Holistic Maintenance with Qualicision AI -
From Predictive Maintenance to Predictive Asset Management Strategy with AI



  • Ensuring high operational plant availability
  • Minimize effort for maintenance and repairs at the same time
  • Cost-effective maintenance orders and operational changes that occur during scheduling
  • Consideration of the classification of capacity peaks
  • Scaling from one over several different plant(s) up to plant networks
  • AI-based maintenance recommendation, maintenance team scheduling and monitoring.
  • High quality of data evaluation due to qualitatively labeled database
  • No AI knowledge necessary, data interaction explainable and learnable
  • Graphically clear visualization

When planning maintenance and repair, there are various challenges that have to be reconciled on a daily basis. If a machine is at a standstill, it devours money every minute. However, it is also clear that over-maintenance causes unnecessary costs due to strict maintenance cycles. Consequently, it is necessary to balance high availability with minimum maintenance requirements. This challenge becomes greater the more machines are in operation. This is because the number of influencing factors increases with each plant, some of which are mutually dependent or mutually exclusive (multicriticality). In this balancing act, many companies rely on a forward-looking strategy in which optimized maintenance and servicing decisions are made by continuously monitoring the condition of the machines. Solutions that not only take into account technical data, e.g., pressure, temperature, or hours worked since the last maintenance, but also include business aspects such as adherence to schedules, utilization of resources, state of depreciation, or need for modernization in the decision-making process - in a cumulative and balanced manner - have proven particularly successful. Due to the volume of data and complex interrelationships, this is achieved primarily by AI-based methods.

Figure 1 Figure 1: Process of Qualitative Labeling of machine data in predictive maintenance.

Qualicision's field-proven AI-based, self-learning decision support and optimization continuously evaluates different assets on the basis of qualitatively labeled plant data - flexibly scalable and thus suitable for predictive maintenance of a single plant as well as for predictive asset management for geographically distributed plant networks. This creates an additional, AI-independent explanation layer whose simple visualization makes the system's decisions comprehensible and usable even for non-data analysts. The basis is provided by Qualitative Labeling (see Figure 1). Using a corresponding labeling function, the software observes, for example, which temperature ranges of the sensor data provided indicate a need for maintenance and differentiates between positive, i.e. more desirable, machine states and negative value ranges, i.e. undesirable machine states. It then assigns positive and negative connotations - the so-called labels - to the corresponding sensor data.

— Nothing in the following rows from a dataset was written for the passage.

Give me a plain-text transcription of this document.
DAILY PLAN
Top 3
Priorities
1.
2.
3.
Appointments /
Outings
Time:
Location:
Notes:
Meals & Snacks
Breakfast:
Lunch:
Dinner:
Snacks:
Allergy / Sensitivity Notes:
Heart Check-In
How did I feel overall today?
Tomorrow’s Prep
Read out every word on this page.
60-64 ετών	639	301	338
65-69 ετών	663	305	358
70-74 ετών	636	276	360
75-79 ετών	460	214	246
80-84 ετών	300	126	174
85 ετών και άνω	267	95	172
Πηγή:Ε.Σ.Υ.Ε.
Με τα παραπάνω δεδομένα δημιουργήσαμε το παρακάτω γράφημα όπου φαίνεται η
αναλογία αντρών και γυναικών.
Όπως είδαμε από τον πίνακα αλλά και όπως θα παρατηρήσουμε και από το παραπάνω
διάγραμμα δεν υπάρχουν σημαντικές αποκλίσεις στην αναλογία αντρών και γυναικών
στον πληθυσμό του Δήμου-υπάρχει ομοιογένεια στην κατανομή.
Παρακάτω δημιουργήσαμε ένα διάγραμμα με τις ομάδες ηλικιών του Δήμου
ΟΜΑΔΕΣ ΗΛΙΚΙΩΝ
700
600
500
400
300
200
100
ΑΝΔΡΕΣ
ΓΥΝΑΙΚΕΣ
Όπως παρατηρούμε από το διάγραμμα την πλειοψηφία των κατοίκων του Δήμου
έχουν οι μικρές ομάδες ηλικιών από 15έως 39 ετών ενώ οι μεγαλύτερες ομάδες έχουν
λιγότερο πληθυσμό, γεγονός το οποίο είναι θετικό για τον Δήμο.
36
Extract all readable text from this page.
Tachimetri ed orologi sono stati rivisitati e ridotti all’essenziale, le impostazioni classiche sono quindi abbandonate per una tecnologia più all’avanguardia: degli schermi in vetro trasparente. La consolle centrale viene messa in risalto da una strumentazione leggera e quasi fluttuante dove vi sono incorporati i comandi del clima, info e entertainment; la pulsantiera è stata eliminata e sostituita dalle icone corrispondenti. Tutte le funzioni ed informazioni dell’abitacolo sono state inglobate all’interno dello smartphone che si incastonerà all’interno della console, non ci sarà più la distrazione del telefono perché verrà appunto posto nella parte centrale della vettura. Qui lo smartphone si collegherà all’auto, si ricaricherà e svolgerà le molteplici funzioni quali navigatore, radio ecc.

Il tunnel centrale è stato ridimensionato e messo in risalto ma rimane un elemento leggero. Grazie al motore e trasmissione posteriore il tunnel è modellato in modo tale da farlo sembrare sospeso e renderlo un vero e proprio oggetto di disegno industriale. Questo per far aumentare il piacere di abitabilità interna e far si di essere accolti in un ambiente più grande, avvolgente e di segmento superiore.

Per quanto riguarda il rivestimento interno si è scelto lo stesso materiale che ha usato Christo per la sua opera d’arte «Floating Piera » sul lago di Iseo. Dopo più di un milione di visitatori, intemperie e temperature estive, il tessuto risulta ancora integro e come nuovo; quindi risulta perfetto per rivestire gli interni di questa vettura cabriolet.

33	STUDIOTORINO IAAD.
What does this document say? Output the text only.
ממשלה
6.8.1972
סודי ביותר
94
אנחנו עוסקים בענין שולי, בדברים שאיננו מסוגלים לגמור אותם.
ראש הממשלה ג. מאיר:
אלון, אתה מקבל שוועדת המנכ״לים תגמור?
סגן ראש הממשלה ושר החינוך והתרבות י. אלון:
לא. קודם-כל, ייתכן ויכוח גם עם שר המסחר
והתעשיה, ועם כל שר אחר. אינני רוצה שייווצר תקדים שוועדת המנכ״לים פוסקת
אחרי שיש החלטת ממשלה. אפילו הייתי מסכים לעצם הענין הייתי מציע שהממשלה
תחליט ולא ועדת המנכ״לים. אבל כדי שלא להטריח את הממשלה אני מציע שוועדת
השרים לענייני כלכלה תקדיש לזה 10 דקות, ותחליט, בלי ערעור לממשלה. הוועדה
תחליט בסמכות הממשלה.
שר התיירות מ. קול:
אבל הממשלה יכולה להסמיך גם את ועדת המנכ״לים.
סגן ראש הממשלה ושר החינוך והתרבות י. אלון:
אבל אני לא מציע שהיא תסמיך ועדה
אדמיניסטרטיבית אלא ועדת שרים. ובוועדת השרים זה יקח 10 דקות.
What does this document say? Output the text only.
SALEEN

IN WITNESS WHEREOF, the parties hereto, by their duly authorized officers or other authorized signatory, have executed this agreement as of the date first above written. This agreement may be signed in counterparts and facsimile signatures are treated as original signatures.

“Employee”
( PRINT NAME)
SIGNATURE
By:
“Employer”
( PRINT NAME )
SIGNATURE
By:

Figure 2 Figure 2: Impact and Interactions Matrix - AI-learned Qualitative Labels with Interactions.

The software establishes interactions between the determined labels and recognizes patterns in them, from which it derives short-, medium- or long-term maintenance recommendations (maintenance labels). Once defined, the labeling functions process and connote any signal sequences. By visualizing the labeled data in impact and interaction matrices, the software allows users to easily understand the derivation of recommended actions and interactively operate the system. For the machine observed in Figure 2, for example, the system recommends urgent maintenance. It can also be seen that the software has taken vibration data into account for this purpose, as well as the dynamic maintenance interval to be observed. The difference to common methods lies less in the results of the forecasts than in the form of their presentation, which enables users without AI expertise to understand and evaluate the basis for decision-making. Thus, users can confirm or reject the recommendations or adjust the sensitivity of the labels via sliders. From this feedback, a stored learning algorithm in turn derives further patterns and learns continuously via an integrated machine learning process.

Figure 3 Figure 3: PSIjscada/Qualicision dashboard for Predictive Asset Management and PSIcommand/Qualicision.

Anyone who operates machinery and plant parks must find a good balance between the highest possible availability and the lowest possible maintenance costs. This can be achieved by holistic and consolidated asset management. Optimized, the relevant interactions can be managed by using artificial intelligence methods, especially if these show those people in charge of the process recommendations for action, the evaluation of which does not require any knowledge of AI. Software solutions for optimized maintenance and repair management are also practical if, in addition to suitable scaling options, such solutions can also map the entire process from maintenance recommendations and concrete planning of maintenance operations to continuous monitoring of the processes (Figure 3, left), e.g., by means of messages on the processing status of maintenance and repair operations, and are therefore suitable for both predictive maintenance and predictive asset management scenarios. In the example, this is done by taking into account other influencing factors that are processed using the same systematics and the principle of Qualitative Labeling. Likewise, the learning logic that can be used in the background can learn interactions and systematics at a high scaling level. Consequently, the only change concerns scaling, e.g., with regard to the use of databases and further maintenance management tools such as PSIcommand. On this basis, companies can also gradually approach predictive asset management with predictive maintenance for individual machines and plants and implement a holistic strategy for asset management (Figure 3, right) in the sense of a rolling intelligent process.